Direct and opposite droplet ejections from metal films induced by nanosecond laser pulses: experimental observation and lattice Boltzmann modeling

Laser-induced forward transfer is a versatile method for the fabrication of surface microstructures. In this paper, the material ejection from copper films induced by nanosecond laser pulses was studied. Two reversely oriented ejections were induced simultaneously by a single laser shot. The opposite ejected droplets were significantly smaller than the direct ejected ones, and were separated from the remnant donor material clearly, which might be utilized to fabricate microstructures on the donor substrates.
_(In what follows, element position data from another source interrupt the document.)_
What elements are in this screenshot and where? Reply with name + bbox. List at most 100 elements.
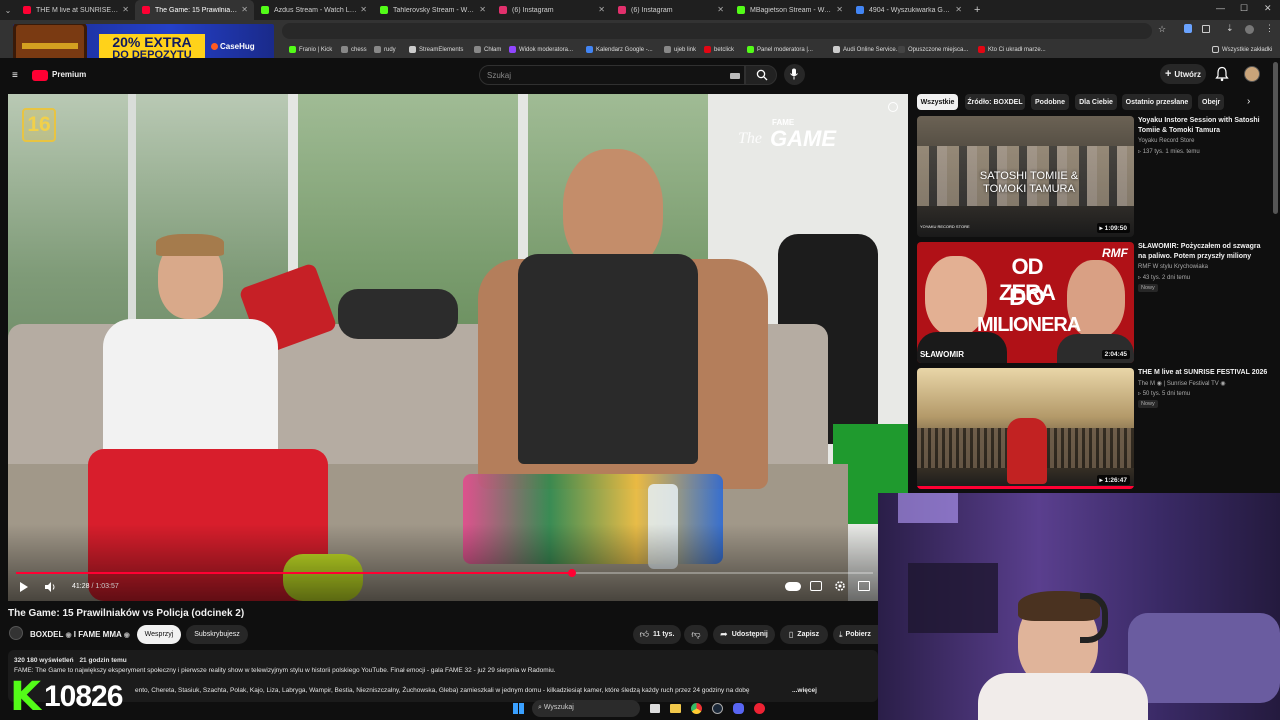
- taskbar-search[interactable]: ⌕ Wyszukaj: [532, 700, 640, 717]
- search-input[interactable]: Szukaj: [479, 65, 745, 85]
- settings-gear-icon[interactable]: [834, 580, 846, 592]
- bookmark-item[interactable]: rudy: [374, 46, 396, 53]
- user-avatar[interactable]: [1244, 66, 1260, 82]
- bookmark-item[interactable]: chess: [341, 46, 367, 53]
- bookmark-item[interactable]: Widok moderatora...: [509, 46, 573, 53]
- chip-source[interactable]: Źródło: BOXDEL: [965, 94, 1025, 110]
- tab-close-icon[interactable]: ✕: [717, 5, 724, 14]
- related-thumbnail[interactable]: ▸ 1:26:47: [917, 368, 1134, 489]
- related-title[interactable]: SŁAWOMIR: Pożyczałem od szwagra na paliw…: [1138, 242, 1268, 261]
- support-button[interactable]: Wesprzyj: [137, 625, 181, 644]
- related-channel[interactable]: Yoyaku Record Store: [1138, 138, 1194, 144]
- time-current: 41:28: [72, 583, 90, 590]
- browser-tab[interactable]: (6) Instagram ✕: [492, 0, 611, 20]
- bookmark-item[interactable]: Opuszczone miejsca...: [898, 46, 968, 53]
- notifications-bell-icon[interactable]: [1215, 66, 1229, 82]
- bookmark-item[interactable]: Chłam: [474, 46, 501, 53]
- tab-close-icon[interactable]: ✕: [122, 5, 129, 14]
- chrome-icon[interactable]: [691, 703, 702, 714]
- voice-search-button[interactable]: [784, 64, 805, 85]
- play-icon[interactable]: [19, 581, 29, 593]
- save-button[interactable]: ▯ Zapisz: [780, 625, 828, 644]
- browser-tab[interactable]: 4904 - Wyszukiwarka Google ✕: [849, 0, 968, 20]
- browser-tab[interactable]: The Game: 15 Prawilniaków vs✕: [135, 0, 254, 20]
- hamburger-menu-icon[interactable]: ≡: [12, 70, 18, 81]
- file-explorer-icon[interactable]: [670, 704, 681, 713]
- related-channel[interactable]: RMF W stylu Krychowiaka: [1138, 264, 1208, 270]
- minimize-button[interactable]: —: [1216, 3, 1225, 13]
- tab-close-icon[interactable]: ✕: [241, 5, 248, 14]
- bookmark-item[interactable]: Franio | Kick: [289, 46, 332, 53]
- chip-all[interactable]: Wszystkie: [917, 94, 958, 110]
- bookmark-item[interactable]: Panel moderatora |...: [747, 46, 813, 53]
- page-scrollbar[interactable]: [1273, 62, 1278, 214]
- bookmark-item[interactable]: Kto Ci ukradł marze...: [978, 46, 1046, 53]
- bookmarks-folder[interactable]: Wszystkie zakładki: [1212, 46, 1272, 53]
- menu-icon[interactable]: ⋮: [1265, 23, 1274, 34]
- tab-search-icon[interactable]: ⌄: [0, 6, 16, 15]
- chip-watched[interactable]: Obejr: [1198, 94, 1224, 110]
- channel-name[interactable]: BOXDEL ◉ I FAME MMA ◉: [30, 630, 130, 639]
- chip-for-you[interactable]: Dla Ciebie: [1075, 94, 1117, 110]
- show-more-link[interactable]: ...więcej: [792, 687, 817, 694]
- bookmark-star-icon[interactable]: ☆: [1158, 24, 1166, 35]
- related-channel-name: The M: [1138, 381, 1156, 387]
- chip-similar[interactable]: Podobne: [1031, 94, 1069, 110]
- bookmark-item[interactable]: betclick: [704, 46, 734, 53]
- bookmark-item[interactable]: ujeb link: [664, 46, 696, 53]
- tab-close-icon[interactable]: ✕: [836, 5, 843, 14]
- dislike-button[interactable]: 👎︎: [684, 625, 708, 644]
- youtube-logo-icon[interactable]: [32, 70, 48, 81]
- browser-tab[interactable]: THE M live at SUNRISE FESTIVAL✕: [16, 0, 135, 20]
- volume-icon[interactable]: [44, 581, 56, 593]
- related-title[interactable]: Yoyaku Instore Session with Satoshi Tomi…: [1138, 116, 1268, 135]
- discord-icon[interactable]: [733, 703, 744, 714]
- tab-close-icon[interactable]: ✕: [598, 5, 605, 14]
- app-icon[interactable]: [754, 703, 765, 714]
- new-tab-button[interactable]: +: [974, 4, 980, 16]
- steam-icon[interactable]: [712, 703, 723, 714]
- channel-name-primary: BOXDEL: [30, 630, 64, 639]
- browser-tab[interactable]: Tahlerovsky Stream - Watch Live✕: [373, 0, 492, 20]
- tab-close-icon[interactable]: ✕: [955, 5, 962, 14]
- close-window-button[interactable]: ✕: [1264, 3, 1272, 14]
- related-thumbnail[interactable]: SATOSHI TOMIIE & TOMOKI TAMURA YOYAKU RE…: [917, 116, 1134, 237]
- related-channel[interactable]: The M ◉ | Sunrise Festival TV ◉: [1138, 380, 1226, 387]
- address-bar[interactable]: [282, 23, 1152, 39]
- profile-icon[interactable]: [1245, 25, 1254, 34]
- bookmark-item[interactable]: Audi Online Service...: [833, 46, 901, 53]
- maximize-button[interactable]: ☐: [1240, 3, 1248, 14]
- chip-recent[interactable]: Ostatnio przesłane: [1122, 94, 1192, 110]
- subscribed-button[interactable]: Subskrybujesz: [186, 625, 248, 644]
- info-icon[interactable]: [888, 102, 898, 112]
- tab-close-icon[interactable]: ✕: [360, 5, 367, 14]
- description-box[interactable]: [8, 650, 878, 702]
- create-button[interactable]: + Utwórz: [1160, 64, 1206, 84]
- share-button[interactable]: ➦ Udostępnij: [713, 625, 775, 644]
- channel-avatar[interactable]: [9, 626, 23, 640]
- extension-icon[interactable]: [1184, 24, 1192, 33]
- autoplay-toggle[interactable]: [785, 582, 801, 591]
- related-title[interactable]: THE M live at SUNRISE FESTIVAL 2026: [1138, 368, 1268, 378]
- keyboard-icon[interactable]: [730, 73, 740, 79]
- task-view-icon[interactable]: [650, 704, 660, 713]
- browser-tab[interactable]: MBagietson Stream - Watch Live✕: [730, 0, 849, 20]
- chevron-right-icon[interactable]: ›: [1247, 96, 1250, 107]
- download-button[interactable]: ⤓ Pobierz: [833, 625, 878, 644]
- bookmark-item[interactable]: StreamElements: [409, 46, 463, 53]
- browser-tab[interactable]: Azdus Stream - Watch Live on✕: [254, 0, 373, 20]
- person-right-tank: [518, 254, 698, 464]
- search-button[interactable]: [745, 65, 777, 85]
- like-button[interactable]: 👍︎ 11 tys.: [633, 625, 681, 644]
- tab-close-icon[interactable]: ✕: [479, 5, 486, 14]
- downloads-icon[interactable]: ⇣: [1226, 23, 1234, 34]
- extension-icon[interactable]: [1202, 25, 1210, 33]
- browser-tab[interactable]: (6) Instagram ✕: [611, 0, 730, 20]
- windows-start-icon[interactable]: [513, 703, 524, 714]
- bookmark-item[interactable]: Kalendarz Google -...: [586, 46, 653, 53]
- related-thumbnail[interactable]: OD ZERA DO MILIONERA RMF SŁAWOMIR 2:04:4…: [917, 242, 1134, 363]
- progress-scrubber[interactable]: [568, 569, 576, 577]
- miniplayer-icon[interactable]: [858, 581, 870, 591]
- video-player[interactable]: 16 FAME The GAME: [8, 94, 908, 601]
- subtitles-icon[interactable]: [810, 581, 822, 591]
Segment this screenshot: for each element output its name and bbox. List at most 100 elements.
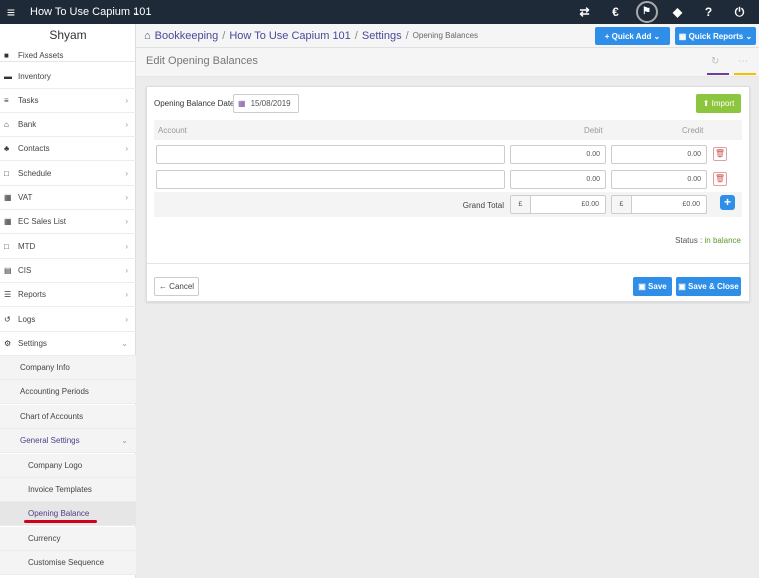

Three distinct ejection regimes: no ejection, stable ejection and sputtering were characterized with respect to the laser intensity. The thermal field and the phase transition within the donor film were analyzed with a finite element model. Correlations between the phase transitions and the ejection regimes were noticed, suggesting that the material ejection was mainly caused by the cavitation effect. The dynamics of the laser-induced cavitation bump and the formation of the jets were simulated with a vapor-liquid lattice Boltzmann model. The formation of the bump and the material ejections were clearly demonstrated. It was concluded that the jets were mainly induced by the collision of the cumulating flows, which were generated within the bump shell by the asymmetrical cavitation of the bump. The dynamics of the vapor also plays an important role in the development of the jets. The simulation results agree well with the present experimental observations.